Rotationally Resolved (1 + 1‘) Resonance-Enhanced Multiphoton Ionization (REMPI) of CaR (R = H, D) in Supersonic Beams:  CaR X 2Σ+ (υ‘ ‘ = 0) → CaR* B 2Σ+ (υ = 0, 1) → CaR+ X Σ+

We report on a laser-spectroscopic study of the CaH and CaD radicals in a supersonic beam, generated in a reaction of laser-sputtered Ca atoms and a pulsed beam of H2 or D2, seeded in helium.
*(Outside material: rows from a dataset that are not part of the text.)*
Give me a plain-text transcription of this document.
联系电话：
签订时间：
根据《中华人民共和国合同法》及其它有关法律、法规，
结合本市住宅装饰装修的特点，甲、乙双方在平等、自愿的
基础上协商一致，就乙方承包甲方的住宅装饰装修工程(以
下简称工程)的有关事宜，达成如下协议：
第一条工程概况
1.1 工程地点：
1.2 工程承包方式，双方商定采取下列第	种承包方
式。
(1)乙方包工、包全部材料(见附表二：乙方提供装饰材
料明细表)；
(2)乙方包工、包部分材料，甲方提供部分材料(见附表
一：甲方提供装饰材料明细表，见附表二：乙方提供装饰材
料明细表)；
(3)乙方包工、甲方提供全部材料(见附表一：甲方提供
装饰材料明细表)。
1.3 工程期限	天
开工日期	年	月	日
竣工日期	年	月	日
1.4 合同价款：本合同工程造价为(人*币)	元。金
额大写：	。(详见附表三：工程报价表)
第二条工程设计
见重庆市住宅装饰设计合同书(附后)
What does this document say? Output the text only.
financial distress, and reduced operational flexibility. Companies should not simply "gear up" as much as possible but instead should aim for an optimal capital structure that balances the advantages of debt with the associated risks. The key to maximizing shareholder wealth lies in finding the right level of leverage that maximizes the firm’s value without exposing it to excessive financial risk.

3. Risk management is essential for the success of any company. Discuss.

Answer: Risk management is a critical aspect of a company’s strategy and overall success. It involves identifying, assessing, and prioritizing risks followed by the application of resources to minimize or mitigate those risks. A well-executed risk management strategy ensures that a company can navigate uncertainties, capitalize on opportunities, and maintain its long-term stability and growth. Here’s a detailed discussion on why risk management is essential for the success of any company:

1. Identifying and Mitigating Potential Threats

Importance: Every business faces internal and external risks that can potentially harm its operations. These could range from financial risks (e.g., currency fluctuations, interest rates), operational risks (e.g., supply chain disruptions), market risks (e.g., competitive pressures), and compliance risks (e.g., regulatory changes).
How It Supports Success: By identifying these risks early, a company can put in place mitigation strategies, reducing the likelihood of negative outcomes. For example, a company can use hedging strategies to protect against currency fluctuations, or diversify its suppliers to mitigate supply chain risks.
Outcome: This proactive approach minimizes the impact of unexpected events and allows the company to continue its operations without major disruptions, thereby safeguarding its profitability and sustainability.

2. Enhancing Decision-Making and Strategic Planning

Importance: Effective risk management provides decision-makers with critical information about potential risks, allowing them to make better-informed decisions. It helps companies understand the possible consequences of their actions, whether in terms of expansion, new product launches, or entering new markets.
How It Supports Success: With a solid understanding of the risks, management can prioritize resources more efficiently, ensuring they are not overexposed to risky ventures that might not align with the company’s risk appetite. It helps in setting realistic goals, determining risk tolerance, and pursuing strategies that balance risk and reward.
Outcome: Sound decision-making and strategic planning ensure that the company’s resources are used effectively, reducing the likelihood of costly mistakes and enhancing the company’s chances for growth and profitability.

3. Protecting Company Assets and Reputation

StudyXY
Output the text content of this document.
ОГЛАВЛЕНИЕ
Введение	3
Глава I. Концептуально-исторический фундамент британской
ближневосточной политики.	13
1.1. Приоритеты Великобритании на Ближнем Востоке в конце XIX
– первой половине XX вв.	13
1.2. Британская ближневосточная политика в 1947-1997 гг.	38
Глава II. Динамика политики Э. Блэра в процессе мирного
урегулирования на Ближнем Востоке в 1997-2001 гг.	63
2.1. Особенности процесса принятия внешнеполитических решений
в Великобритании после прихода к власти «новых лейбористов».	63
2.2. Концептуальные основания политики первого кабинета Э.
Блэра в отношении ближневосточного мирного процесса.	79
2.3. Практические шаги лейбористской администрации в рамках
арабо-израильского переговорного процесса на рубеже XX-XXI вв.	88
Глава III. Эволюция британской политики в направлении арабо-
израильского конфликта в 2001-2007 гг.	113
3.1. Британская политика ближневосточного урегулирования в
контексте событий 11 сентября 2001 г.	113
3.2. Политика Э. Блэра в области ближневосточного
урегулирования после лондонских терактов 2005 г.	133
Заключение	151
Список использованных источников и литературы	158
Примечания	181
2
The rotational levels of the electronic ground-state X 2Σ+ (υ‘ ‘ = 0, N‘ ‘ ≤ 10) were probed by two-color resonance ionization mass spectrometry(1 + 1‘) resonance-enhanced multiphonon ionization (REMPI)via the intermediate B 2Σ+ (υ = 0, 1) rovibronic levels. Rotational constants for the B-state were derived, including the spin splitting parameters γυ‘, which have been determined in the case of CaD for the first time:  γ0 = −0.409(7) cm-1 and γ1 = −0.398(8) cm-1 for CaD (B Σ+), and γ0 = −0.792(15) cm-1 and γ1 = −0.765(16) cm-1 for CaH (B 2Σ+). The comparison between the rotational level energies of the F1 and F2 spin substates of the two isotopomers revealed the onset of perturbation in CaH B 2Σ+ (υ = 0), at N‘ ≅ 0, by the presence of the vibronic state A 2Π (υ = 1). Although this perturbation is documented for υ‘ ≥ 1, it had not been previously recognized for υ‘ = 0. The rotational populations observed in X 2Σ+ (υ‘ ‘ = 0) for the two isotopomers could be associated with different average rotational temperature values for CaD and CaH:  Trot = 52 (± 7) and Trot = 85 (± 11) K, respectively.